High bandwidth is essential when transmitting big data volumes in image processing systems. However, available interface technologies like GigE or CoaXPress are the bottleneck when talking about bandwidth. By pre-processing the image in the camera and applying data compression technologies this bottleneck can be mitigated.

When implementing data compression technologies in industrial applications the following questions arise: Are there suitable technologies available for industrial image processing? Are these technologies already established or are they only marginal to mainstream technologies? When investigating these issues, we discover that data compression technology is already all around us. Audio codecs (MP3, Opus, etc.), image codecs (JPG, JPG2000, JPEG-LS, etc.) and video codes for TV and security applications (MPEG, H.264, H.265, etc.) are ubiquitous in our daily life.

The introduction of data compression technologies for industrial image processing is inhibited due to reservations that important information could be lost due to the data compression. However, algorithms for image data compression follow the mechanisms of human eyesight and human image interpretation. They can successfully eliminate redundant or irrelevant data in images without reducing the relevant information needed for industrial image processing.

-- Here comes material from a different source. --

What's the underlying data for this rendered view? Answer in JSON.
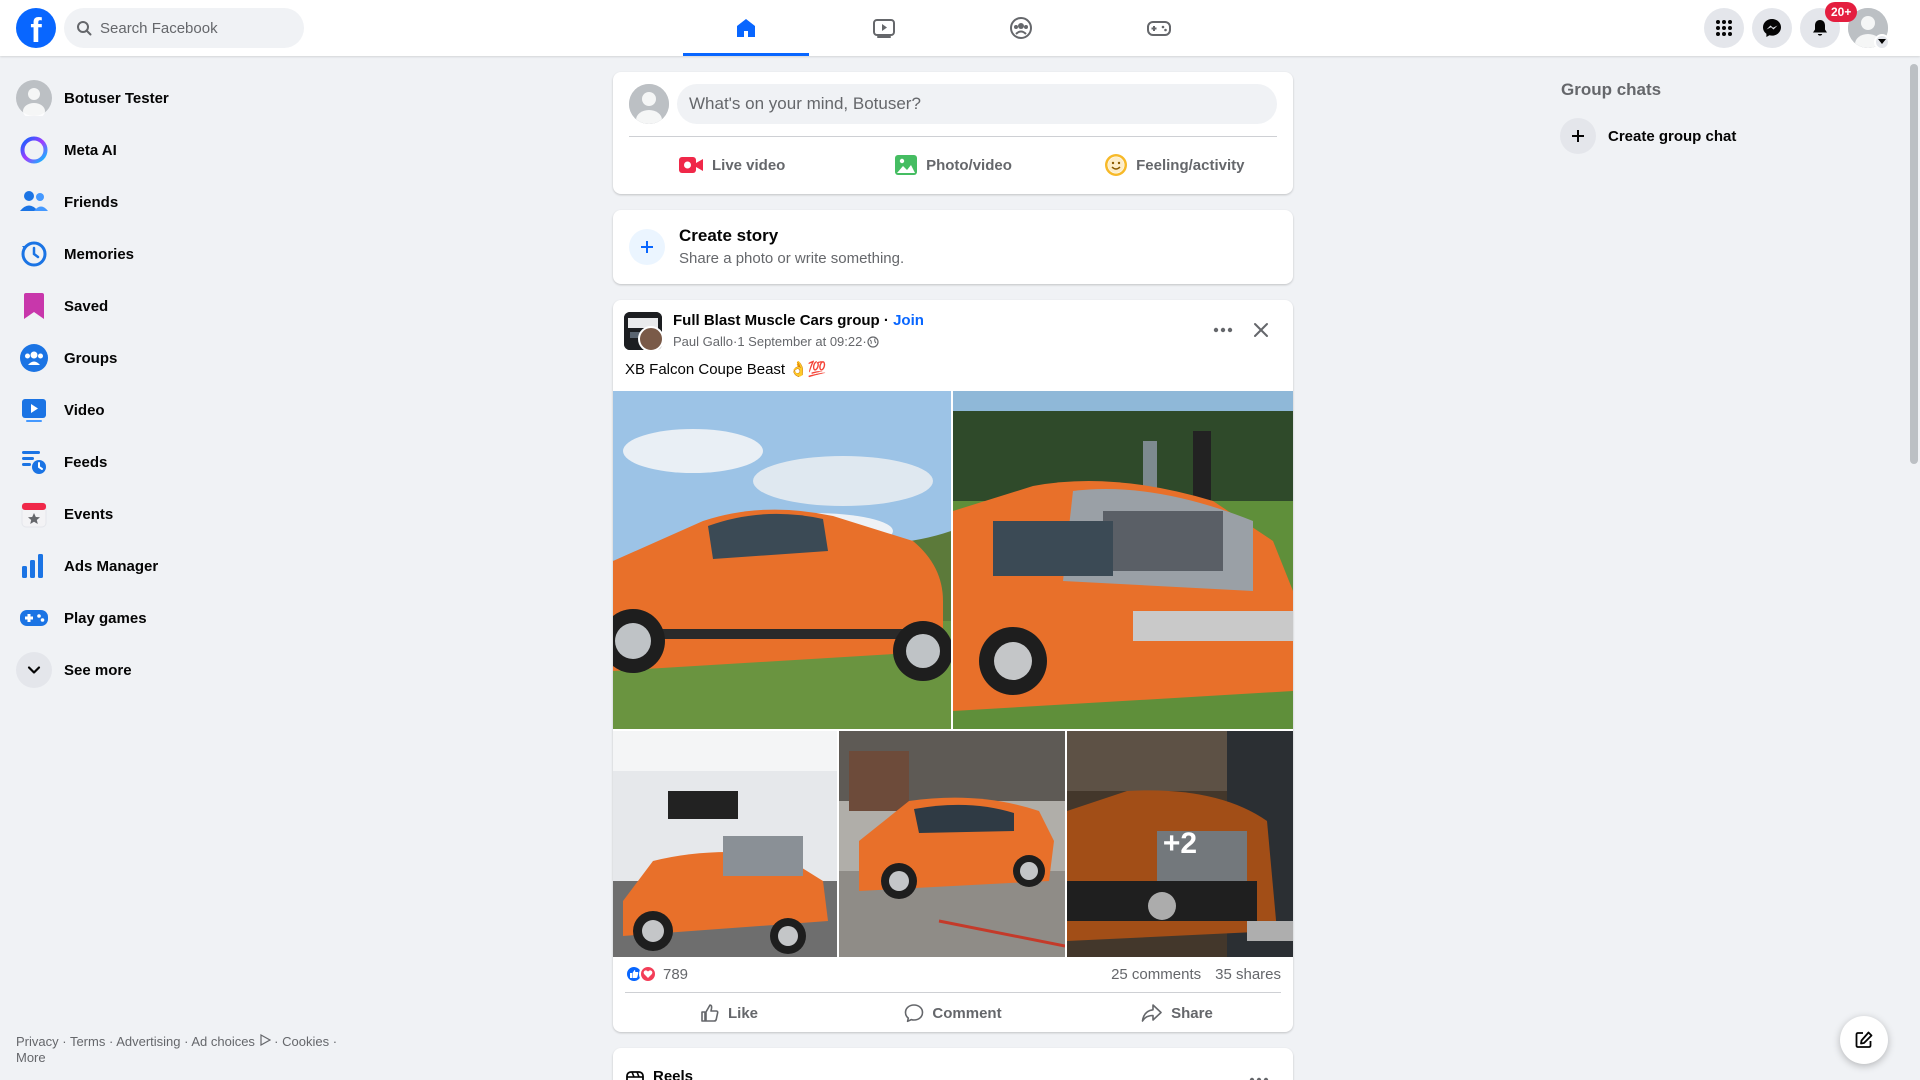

When implementing compression technology in industrial cameras you can rely on chips widely available in the consumer industry or using dedicated compression mechanisms available for FPGAs. A performance analysis of available dedicated chipsets has revealed that they cannot be successfully adapted to the high data volumes produced by the CMOS sensors used in industrial image processing. The requirements of industrial cameras for external memory and power consumption are too high. Even IP cores for FPGAs that are available and used in the consumer industry cannot be fully adapted to meet these requirements. Existing technologies already used in the consumer industry can only act as a guideline for the development of a suitable technology for industrial image processing.

What are the basic requirements for a data compression technology to be used in industrial image processing? Methods should work in real time with low latency and provide a good balance between image quality and utilization of FPGA resources. High image quality should be maintained by using mathematically and visually loss-free data compression. The methods should be adaptable to monochrome images as well as color images based on Bayer pattern. They should implement I-Frames (intraframe compression) for fast access on single images while processing them. External memory usage should be kept at a minimum to achieve low latency. Furthermore, the method should be able to be parallelized for usage with multi-tap CMOS image sensors. Another core requirement is to keep a steady compression rate independently of the contents of the image. Finally, the standardized requirements for transfer protocols for industrial image processing must be met. For GigE solutions the GigE Vision and GenICam standards are mandatory and must ensure compatibility for multi camera systems.

The first project-related implementation used a JPEG FPGA core. This core could be successfully used with a compression rate of 8:1 and 12:1. However, due to possible block artefacts of the JPEG compression algorithm when used with high compression modes, there are reservations in the industry to use this method. Mathematically loss-free compression methods are not feasible because achievable compression rates vary depending on the image contents. Even when utilizing a lot of memory, the method cannot guarantee to meet bandwidth restrictions when compressing images with high-frequency contents. Some loss-free compression methods utilize differential pulse code modulation (DCPM). The basic idea of DCPM is to encode differences in subsequent images. Most signals in an image are correlating with subsequent signals. These redundancies can be utilized for image compression. However, this represents a predicative method where the compression rate is highly dependent on the chosen predicate.

The DPCM implementation features a compression rate of 1.92:1 (thus called DoubleRate technology, or DR for short). This implementation can process monochrome images as well as color images based on Bayer pattern. The data output format is predefined and suitable for usage with the GigE Vision standard and for the storage of image data on standard storage media in personal computers. Image deterioration is prevented by periodically transmitting so called support points. By using a multi-tap FPGA implementation this method has a very good balance between resource usage and image quality. Decompression of DPCM compressed data is substantially easier than compression which enables real-time decompression in the CPU of the computer.

A lot of applications like multi-camera systems for motion analysis combine 2D and 3D inspection methods. Systems for goal line inspection at the soccer World Cup in 2014 in Brazil successfully used this method for image data compression and made this technology a success.

The DR technology was enhanced by developing the QuadRate (QR) technology. The QR technology guarantees a fixed compression rate of 4:1 and is best suited for high speed applications. It uses a patented wavelet based transformation codec with strict compression rate control. This technology is featured in the HD camera series QR1-D2048x1088-384 and other cameras for monochrome, NIR and color. At full resolution of 2040x1088 pixels these cameras perform at 169 fps. At a reduced resolution of 1024x1024 pixels a frame rate of 358 fps is achieved without any loss of information within the compressed images. These cameras are also suited for multi-camera systems and are network compatible without restrictions. These cameras are 100% compatible with GigE Vision and GenICam standards and are easy to implement.